Meles, 57, has now been missing for more than seven weeks. Government sources say that Meles, who looked frail before his disappearance, is resting, but well.
“The prime minister is on vacation recovering from illness,” an Ethiopian government source said.
Yet there have been numerous reports that Meles traveled to Europe for medical treatment, prompting debate about its success. Some media reports have claimed Meles visited the Saint-Luc hospital in Belgium, while the Egyptian state information service reported that he underwent surgery in Germany.
The Ethiopian media, regarded as one of the least free in Africa, has also reported that Meles is recovering from medical treatment. However, there is confusion as to the prime minister’s state even within the secretive ruling party, the Tigray People’s Liberation Front (TPLF).
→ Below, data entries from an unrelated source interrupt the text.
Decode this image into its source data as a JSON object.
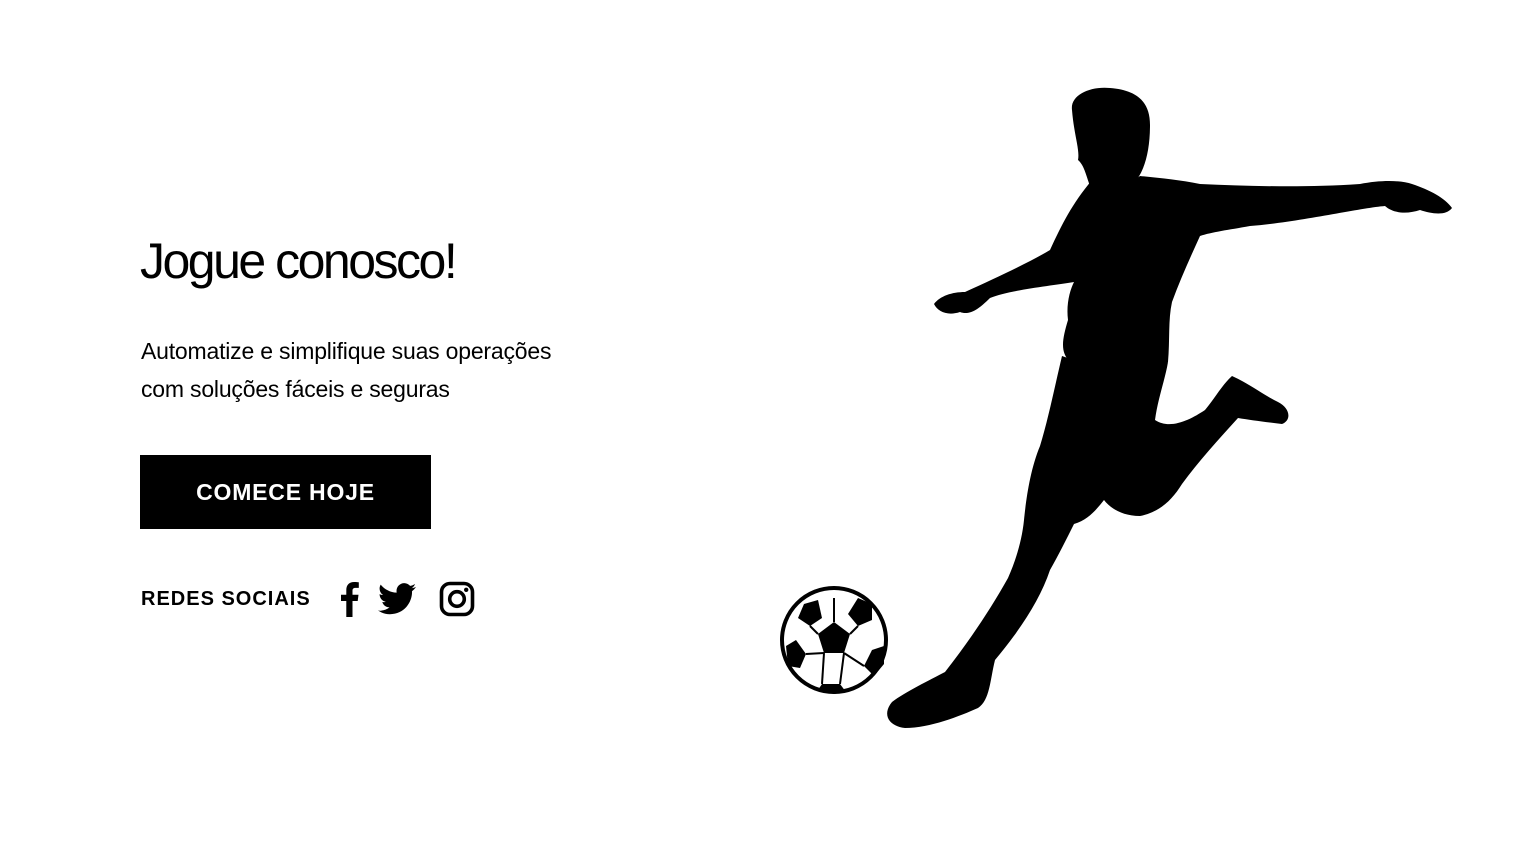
{
  "hero": {
    "title": "Jogue conosco!",
    "subtitle_lines": [
      "Automatize e simplifique suas operações",
      "com soluções fáceis e seguras"
    ],
    "cta_label": "COMECE HOJE"
  },
  "social": {
    "label": "REDES SOCIAIS",
    "links": [
      {
        "icon": "facebook-icon"
      },
      {
        "icon": "twitter-icon"
      },
      {
        "icon": "instagram-icon"
      }
    ]
  },
  "illustration": {
    "subject": "soccer-player-silhouette",
    "ball": "soccer-ball"
  },
  "colors": {
    "background": "#ffffff",
    "text": "#000000",
    "button_bg": "#000000",
    "button_text": "#ffffff"
  }
}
“It is a mystery what has happened to Meles and not even his own ministers know his fate,” an exiled Ethiopian source said.
Some analysts have claimed that he will not return to power at all, after senior TPLF member Sibhat Nega stated that the party was working on a succession of power and that the government could continue in the event of individuals dying.
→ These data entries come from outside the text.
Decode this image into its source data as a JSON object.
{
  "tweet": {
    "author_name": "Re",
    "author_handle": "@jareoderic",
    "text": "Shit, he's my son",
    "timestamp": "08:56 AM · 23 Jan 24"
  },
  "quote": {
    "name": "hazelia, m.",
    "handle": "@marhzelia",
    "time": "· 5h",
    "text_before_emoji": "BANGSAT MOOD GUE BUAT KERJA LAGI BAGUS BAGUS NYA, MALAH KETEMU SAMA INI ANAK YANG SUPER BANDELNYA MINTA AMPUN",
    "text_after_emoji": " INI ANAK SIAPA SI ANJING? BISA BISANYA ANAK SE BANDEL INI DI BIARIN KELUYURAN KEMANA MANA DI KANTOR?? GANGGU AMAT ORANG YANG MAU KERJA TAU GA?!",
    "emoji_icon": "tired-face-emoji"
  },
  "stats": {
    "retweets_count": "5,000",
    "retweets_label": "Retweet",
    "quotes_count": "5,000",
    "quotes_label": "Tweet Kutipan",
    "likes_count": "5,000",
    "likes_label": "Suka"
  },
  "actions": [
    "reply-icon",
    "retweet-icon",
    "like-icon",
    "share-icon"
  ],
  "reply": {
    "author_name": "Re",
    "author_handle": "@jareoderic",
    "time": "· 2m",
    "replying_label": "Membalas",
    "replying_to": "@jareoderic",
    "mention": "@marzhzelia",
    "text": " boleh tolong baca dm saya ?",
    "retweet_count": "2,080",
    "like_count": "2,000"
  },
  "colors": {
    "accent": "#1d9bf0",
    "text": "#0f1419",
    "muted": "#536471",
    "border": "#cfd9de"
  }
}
It would not be the first time an African government has failed to confirm the illness or death of a leader in office. A century ago, Ethiopian Emperor Menelik II was buried in 1913 without any public announcement after he had been incapacitated by a stroke for several years. The tendency to cover up the sickness and death of leaders has been criticized for destabilizing fragile democracies and triggering secretive succession crises. Ethiopians have taken to social media to debate Meles’ whereabouts.
His absence is of concern to donors, who pump almost US$4 billion of aid into Ethiopia every year.
Meles, who came to power in 1991 after a 30-year war that toppled the Soviet-backed regime of former Ethiopian leader Mengistu Haile Mariam, has long been popular with donors for his record of delivering growth. Ethiopia’s economy has been growing at an estimated 9 percent per year for almost a decade.
However, he is also viewed by many as a dictator who has stifled democracy and used draconian methods to silence dissent. The Committee to Protect Journalists, says the government ordered newspaper Feteh to block 30,000 copies reporting on Meles’ absence.